Tuesday, May 4, 2010

Pigweed for Everyone

The New York Times today has an article on the spread of Roundup-resistant weeds. Those who are familiar with the issue of the evolution of resistant pest species won't find too much additional information in the article, although it does point out some evidence that despite Monsanto's claims that the problem is manageable, they apparently are concerned enough to subsidize certain farmers' purchases of other herbicides to target resistant weeds.

On a whim, I looked up one spectacular-sounding weed highlighted in the article. According to the article, Pigweed (Amaranthus palmeri) "can grow three inches a day and reach seven feet or more, choking out crops; it is so sturdy that it can damage harvesting equipment. In an attempt to kill the pest before it becomes that big, Mr. Anderson and his neighbors are plowing their fields and mixing herbicides into the soil."

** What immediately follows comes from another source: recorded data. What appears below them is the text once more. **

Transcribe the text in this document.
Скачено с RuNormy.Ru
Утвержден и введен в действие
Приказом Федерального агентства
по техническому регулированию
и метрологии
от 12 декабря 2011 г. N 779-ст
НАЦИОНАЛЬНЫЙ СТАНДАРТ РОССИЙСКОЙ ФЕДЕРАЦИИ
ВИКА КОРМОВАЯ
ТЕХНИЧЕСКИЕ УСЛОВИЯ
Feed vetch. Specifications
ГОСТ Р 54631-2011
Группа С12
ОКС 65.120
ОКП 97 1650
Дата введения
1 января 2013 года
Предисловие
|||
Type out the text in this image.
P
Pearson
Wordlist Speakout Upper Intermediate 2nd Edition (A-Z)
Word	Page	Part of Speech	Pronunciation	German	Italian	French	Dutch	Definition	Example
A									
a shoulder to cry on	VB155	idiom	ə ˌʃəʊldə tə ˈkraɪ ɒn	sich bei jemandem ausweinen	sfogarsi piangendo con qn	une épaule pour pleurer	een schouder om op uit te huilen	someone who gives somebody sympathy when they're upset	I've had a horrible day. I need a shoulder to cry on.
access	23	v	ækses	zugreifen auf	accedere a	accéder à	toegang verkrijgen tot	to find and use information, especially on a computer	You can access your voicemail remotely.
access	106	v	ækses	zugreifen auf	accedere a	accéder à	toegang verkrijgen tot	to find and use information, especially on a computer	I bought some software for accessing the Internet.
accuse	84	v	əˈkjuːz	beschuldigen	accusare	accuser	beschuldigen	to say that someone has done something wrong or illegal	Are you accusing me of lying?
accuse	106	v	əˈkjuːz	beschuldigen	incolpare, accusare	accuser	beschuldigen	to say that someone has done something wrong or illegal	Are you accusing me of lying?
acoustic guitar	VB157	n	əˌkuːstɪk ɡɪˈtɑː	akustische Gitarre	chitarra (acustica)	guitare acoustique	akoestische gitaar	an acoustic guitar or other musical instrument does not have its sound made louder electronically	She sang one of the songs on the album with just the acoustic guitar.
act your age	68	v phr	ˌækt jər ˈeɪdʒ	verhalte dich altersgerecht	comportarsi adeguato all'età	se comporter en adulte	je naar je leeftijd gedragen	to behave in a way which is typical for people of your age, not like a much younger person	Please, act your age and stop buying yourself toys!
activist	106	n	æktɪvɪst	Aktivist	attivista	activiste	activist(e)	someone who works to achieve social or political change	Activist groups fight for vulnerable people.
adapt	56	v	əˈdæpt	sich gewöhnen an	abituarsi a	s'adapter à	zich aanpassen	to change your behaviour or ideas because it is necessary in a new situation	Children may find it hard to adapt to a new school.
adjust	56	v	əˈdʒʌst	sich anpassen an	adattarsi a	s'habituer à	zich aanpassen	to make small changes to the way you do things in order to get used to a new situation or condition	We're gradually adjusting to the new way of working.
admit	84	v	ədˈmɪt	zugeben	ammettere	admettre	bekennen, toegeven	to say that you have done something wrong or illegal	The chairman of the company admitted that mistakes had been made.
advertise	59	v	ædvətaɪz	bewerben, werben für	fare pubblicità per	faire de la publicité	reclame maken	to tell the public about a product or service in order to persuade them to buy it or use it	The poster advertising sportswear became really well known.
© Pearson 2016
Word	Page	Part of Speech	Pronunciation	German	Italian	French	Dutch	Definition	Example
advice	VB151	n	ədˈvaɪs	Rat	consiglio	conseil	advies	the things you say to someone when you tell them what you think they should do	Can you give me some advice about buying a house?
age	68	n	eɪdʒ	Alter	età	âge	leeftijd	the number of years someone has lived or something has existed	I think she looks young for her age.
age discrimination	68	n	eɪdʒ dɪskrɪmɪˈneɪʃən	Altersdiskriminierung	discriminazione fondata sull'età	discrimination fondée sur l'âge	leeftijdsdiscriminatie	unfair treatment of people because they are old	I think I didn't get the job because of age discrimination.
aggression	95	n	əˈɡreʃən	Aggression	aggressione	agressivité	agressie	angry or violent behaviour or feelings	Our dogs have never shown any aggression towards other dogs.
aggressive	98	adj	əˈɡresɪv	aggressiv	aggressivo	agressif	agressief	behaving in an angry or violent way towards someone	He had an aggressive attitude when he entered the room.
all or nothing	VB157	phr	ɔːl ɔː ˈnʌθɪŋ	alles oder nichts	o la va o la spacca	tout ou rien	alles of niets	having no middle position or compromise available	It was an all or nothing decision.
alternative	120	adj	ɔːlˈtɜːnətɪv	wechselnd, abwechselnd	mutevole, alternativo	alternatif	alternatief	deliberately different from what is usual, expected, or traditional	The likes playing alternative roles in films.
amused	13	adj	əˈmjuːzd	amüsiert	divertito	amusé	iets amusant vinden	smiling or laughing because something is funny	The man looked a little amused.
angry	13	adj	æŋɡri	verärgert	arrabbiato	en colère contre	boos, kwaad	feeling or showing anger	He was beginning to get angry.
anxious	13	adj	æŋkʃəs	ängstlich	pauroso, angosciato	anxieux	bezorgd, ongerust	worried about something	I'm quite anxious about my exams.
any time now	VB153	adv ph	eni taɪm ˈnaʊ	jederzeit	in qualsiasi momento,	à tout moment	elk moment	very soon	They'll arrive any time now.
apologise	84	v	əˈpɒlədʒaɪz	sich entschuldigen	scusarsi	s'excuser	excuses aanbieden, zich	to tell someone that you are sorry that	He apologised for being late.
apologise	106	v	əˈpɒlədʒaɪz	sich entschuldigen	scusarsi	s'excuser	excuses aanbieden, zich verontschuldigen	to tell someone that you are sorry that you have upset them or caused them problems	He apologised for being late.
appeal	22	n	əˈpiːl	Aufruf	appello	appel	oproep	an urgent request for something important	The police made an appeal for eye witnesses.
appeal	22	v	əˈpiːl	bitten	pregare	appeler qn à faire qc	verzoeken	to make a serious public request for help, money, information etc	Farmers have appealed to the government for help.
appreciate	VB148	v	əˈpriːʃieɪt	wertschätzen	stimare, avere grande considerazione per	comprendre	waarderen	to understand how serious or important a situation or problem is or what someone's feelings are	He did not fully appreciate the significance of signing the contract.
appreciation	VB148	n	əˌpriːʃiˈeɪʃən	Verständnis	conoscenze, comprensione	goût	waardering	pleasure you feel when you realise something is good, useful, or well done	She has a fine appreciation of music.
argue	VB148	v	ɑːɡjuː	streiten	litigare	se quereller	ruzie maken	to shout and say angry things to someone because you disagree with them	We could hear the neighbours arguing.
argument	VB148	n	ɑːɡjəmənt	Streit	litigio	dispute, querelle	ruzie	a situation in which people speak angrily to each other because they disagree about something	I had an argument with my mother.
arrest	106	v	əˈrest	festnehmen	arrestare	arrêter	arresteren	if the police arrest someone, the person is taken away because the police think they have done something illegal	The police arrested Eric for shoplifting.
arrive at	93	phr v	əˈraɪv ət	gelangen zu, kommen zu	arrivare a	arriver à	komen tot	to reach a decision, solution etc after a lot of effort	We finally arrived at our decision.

It turns out that this terrifying giant pigweed actually isn't so evil, and maybe even its resistance to glyphosate could be a benefit.
Pigweed was in fact once widely cultivated and eaten by Native Americans, and much like other amaranths, valued for the high nutritious value of its seeds and greens.  It is also, as one would expect from a weed, pretty vigorous and drought-tolerant (and apparently already has Roundup-resistance built in). My proposal: Start cultivating and improving pigweed now -- but call it something different.